I guess I'm in the minority here. I tend to use custom classes because I
can tweak the API to make it easier for people writing to the API. I'll
duck type all over the place to make things act like what someone might
expect, but I don't like forcing people to create raw data structures
when there are semantics that can make things easier.
In this case at hand, I was going to say that making a doc a hash makes
adding fields sequentially difficult. But ruby's nice enough that it
simply makes it a little ugly:
doc[:contents].to_a.push data
I like being able to write
doc[:contents] = data
where I know there's no other data for that field but I like being able
to write
doc << { :content => data }
A doc can certainly act like a hash in some cases, but it's more than a
hash.
One of the first tests I wrote (a long time ago, with less ruby under my
belt) for the jruby interface for adding docs was:
def test_add_lists
@index << [ :contents, "the quick brown fox jumped over the lazy
dog" ] \
<< [ :contents, "Alas poor Yorick,", \
:contents, "I knew him Horatio" ] \
<< [ :contents, [ "To be,", "or not ", "to be" ] ]
end
Was never too happy with the middle case. Maybe an extra list level?
This doesn't use an explicit doc object but it makes one internally.
That nice little cool (pronounced "scary") ability in ruby to say
class Array
def to_lucene_doc
...
end
end
class Hash
def to_lucene_doc
...
end
end
module Lucene
class Document
def to_lucene_doc
self
end
end
class Index
def << *docs
docs.map! { |doc| doc.to_lucene_doc }
...
end
end
I haven't had as much time as I would like, either, to follow solrb (and
I guess I'm also in the minority thinking that solrb was a clever name).

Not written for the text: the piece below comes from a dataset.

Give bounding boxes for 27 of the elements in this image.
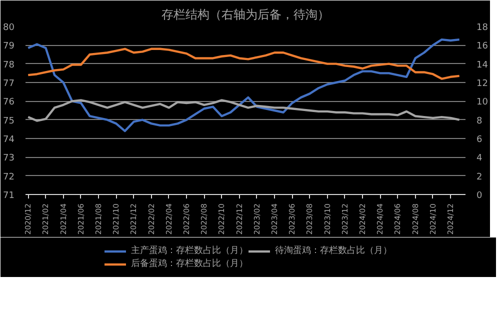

-----Original Message-----
From: Erik Hatcher [mailto:[EMAIL PROTECTED]
Sent: Friday, February 16, 2007 5:43 PM
To: [email protected]
Subject: Fwd: NO_NORMS and TOKENIZED?
A recent e-mail from Mr. KinoSearch to java-user has a quote that I
wanted to point out here:
Begin forwarded message:
> KS 0.20 doesn't even have Document or Field classes. :) They've
> been eliminated, and native Perl hashes are now used to transport
> document data.
I think we could simplify (wow, even at this early stage) the solrb
code a bit by simply representing a document as a Hash. For
multiValued data, the values would be arrays. Do we really need any
other semantics at the solrb level, or does a Hash convey it all?
Just thinking out loud here, so feel free to ignore me.
Marvin makes some other great points about fixed schemas, which maps
to the schema.xml facility of Solr I believe. I am interested in
exploring how field names get mapped, along with client knowledge of
Solr's schema.xml structure, can make an elegant API.
Erik
p.s. I've queued up several ruby-dev e-mails to respond to over the
next several days. I'm happily swamped and eager to keep the
momentum of solrb and Flare going strong.